User clustering in cell-free massive MIMO NOMA system: A learning based and user centric approach

For future wireless communications, Cell-free Massive Multiple-Input Multiple-Output (CF-mMIMO) systems and Non-orthogonal Multiple Access (NOMA) schemes are considered potential candidates to meet the greater coverage and capacity demands. Nevertheless, a traditional CF-mMIMO system faces scalability issues and poses numerous challenges in handling the expanding number of user equipment and ensuring their dependable connectivity, particularly in larger geographical areas. To address this challenge, a user-centric (UC) approach is implemented in a CF-mMIMO system, wherein a designated subset of access points (APs) serves a specific number of users from the entire pool of available APs.
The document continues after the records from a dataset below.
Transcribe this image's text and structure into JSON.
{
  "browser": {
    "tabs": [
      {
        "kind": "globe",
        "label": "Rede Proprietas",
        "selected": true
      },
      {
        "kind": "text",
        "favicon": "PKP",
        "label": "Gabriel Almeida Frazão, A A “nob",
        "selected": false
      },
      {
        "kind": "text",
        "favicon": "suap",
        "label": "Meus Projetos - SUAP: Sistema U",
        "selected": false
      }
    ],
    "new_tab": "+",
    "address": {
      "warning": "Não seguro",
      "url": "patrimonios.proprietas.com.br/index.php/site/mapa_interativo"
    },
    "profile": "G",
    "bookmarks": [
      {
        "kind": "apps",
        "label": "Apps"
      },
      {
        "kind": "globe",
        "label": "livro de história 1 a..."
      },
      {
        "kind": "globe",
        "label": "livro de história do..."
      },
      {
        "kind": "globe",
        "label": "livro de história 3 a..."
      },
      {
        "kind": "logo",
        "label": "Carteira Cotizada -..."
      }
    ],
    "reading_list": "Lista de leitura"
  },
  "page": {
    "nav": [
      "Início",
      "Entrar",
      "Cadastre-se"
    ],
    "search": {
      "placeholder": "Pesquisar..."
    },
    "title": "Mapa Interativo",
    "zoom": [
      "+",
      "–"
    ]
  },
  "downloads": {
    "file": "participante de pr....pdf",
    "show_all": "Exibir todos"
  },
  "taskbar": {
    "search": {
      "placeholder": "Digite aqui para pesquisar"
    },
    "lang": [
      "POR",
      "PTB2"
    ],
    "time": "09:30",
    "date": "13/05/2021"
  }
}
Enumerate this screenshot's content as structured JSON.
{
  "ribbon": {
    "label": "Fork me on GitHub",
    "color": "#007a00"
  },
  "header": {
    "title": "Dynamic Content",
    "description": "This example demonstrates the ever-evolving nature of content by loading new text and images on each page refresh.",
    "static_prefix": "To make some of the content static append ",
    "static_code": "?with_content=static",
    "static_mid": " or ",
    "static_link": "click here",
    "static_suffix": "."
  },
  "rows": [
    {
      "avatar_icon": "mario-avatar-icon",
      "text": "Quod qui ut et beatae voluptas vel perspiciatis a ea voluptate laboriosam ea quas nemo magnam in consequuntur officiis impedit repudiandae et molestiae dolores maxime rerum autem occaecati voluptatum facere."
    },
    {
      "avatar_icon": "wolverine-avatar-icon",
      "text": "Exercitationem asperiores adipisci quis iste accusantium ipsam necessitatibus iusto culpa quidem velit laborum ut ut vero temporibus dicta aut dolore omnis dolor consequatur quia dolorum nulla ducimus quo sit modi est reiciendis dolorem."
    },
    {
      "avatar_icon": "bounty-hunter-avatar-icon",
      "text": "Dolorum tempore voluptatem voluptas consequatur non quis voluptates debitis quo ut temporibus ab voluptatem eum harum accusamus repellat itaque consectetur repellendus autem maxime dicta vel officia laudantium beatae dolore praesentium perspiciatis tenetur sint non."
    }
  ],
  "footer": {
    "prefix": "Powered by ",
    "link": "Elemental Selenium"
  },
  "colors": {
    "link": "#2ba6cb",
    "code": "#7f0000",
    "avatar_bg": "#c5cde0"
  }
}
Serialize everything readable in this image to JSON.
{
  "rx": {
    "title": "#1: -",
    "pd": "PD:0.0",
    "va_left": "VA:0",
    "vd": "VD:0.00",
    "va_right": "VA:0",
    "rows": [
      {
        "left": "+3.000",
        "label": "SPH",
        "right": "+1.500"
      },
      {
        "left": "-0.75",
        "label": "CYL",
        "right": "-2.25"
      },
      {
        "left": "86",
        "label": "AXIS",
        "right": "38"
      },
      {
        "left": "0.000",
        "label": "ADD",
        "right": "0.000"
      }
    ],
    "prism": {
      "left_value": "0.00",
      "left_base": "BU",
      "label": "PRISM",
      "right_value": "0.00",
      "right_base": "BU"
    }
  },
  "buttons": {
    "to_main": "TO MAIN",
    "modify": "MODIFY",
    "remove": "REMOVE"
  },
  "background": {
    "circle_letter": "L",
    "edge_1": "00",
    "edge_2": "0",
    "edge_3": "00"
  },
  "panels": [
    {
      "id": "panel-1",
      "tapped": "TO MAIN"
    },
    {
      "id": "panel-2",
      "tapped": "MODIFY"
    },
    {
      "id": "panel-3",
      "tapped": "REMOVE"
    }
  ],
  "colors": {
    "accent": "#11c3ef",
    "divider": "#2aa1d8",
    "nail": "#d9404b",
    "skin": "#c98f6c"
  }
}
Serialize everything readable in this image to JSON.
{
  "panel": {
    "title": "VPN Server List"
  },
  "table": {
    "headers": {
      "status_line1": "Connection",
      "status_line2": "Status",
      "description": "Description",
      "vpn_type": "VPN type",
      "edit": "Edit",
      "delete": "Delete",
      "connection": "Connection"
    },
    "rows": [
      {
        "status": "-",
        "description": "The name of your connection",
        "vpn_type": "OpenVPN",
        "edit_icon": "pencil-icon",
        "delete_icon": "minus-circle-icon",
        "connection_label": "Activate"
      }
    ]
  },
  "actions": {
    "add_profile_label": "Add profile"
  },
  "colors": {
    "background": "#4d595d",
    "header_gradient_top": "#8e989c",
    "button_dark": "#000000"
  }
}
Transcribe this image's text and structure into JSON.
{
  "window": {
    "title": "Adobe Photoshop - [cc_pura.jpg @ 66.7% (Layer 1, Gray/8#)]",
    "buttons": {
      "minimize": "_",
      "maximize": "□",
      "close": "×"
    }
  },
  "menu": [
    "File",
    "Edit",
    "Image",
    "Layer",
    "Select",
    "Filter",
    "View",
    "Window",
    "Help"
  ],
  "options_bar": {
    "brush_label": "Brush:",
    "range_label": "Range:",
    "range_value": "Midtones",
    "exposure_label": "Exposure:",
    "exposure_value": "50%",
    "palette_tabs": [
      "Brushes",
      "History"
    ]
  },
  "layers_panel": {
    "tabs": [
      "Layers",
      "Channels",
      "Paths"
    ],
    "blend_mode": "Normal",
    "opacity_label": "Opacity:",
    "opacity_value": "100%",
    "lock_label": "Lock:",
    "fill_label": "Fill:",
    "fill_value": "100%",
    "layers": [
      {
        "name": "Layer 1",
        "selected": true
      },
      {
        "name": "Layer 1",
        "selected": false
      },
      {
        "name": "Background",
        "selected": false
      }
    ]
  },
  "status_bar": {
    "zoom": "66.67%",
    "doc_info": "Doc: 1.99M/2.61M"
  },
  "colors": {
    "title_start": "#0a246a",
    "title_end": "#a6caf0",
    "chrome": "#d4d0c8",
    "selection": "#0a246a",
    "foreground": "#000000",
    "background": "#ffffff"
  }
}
To implement a NOMA aided CF-mMIMO system, users must be grouped using a suitable clustering scheme to achieve greater spectral efficiency (SE), sum-rate, and reduced bit error rate (BER). For efficient user clustering, unsupervised machine learning (ML) algorithms, such as k-means, k-means++, and improved k-means++ are employed. In this paper, a multiuser NOMA aided CF-mMIMO system with a UC approach is investigated and closed-form expressions for intra-cluster interference and SINR are derived and the performance of the proposed system is analyzed in terms of achievable sum-rate and BER. The proposed system with the UC approach and three ML algorithms namely k-means, k-means++, and improved k-means++ demonstrate 12%, 10%, and 17% higher achievable sum-rate as compared to the NUC approach with same ML algorithms respectively. Similarly, the proposed system with UC and ML approaches exhibits 52%, 55% and 61% improved achievable sum-rate respectively, as compared to far pairing, random pairing, and close pairing schemes. Moreover, the system model is validated through the conformity of the theoretically derived bit error rate with the simulation results for a three-user scenario.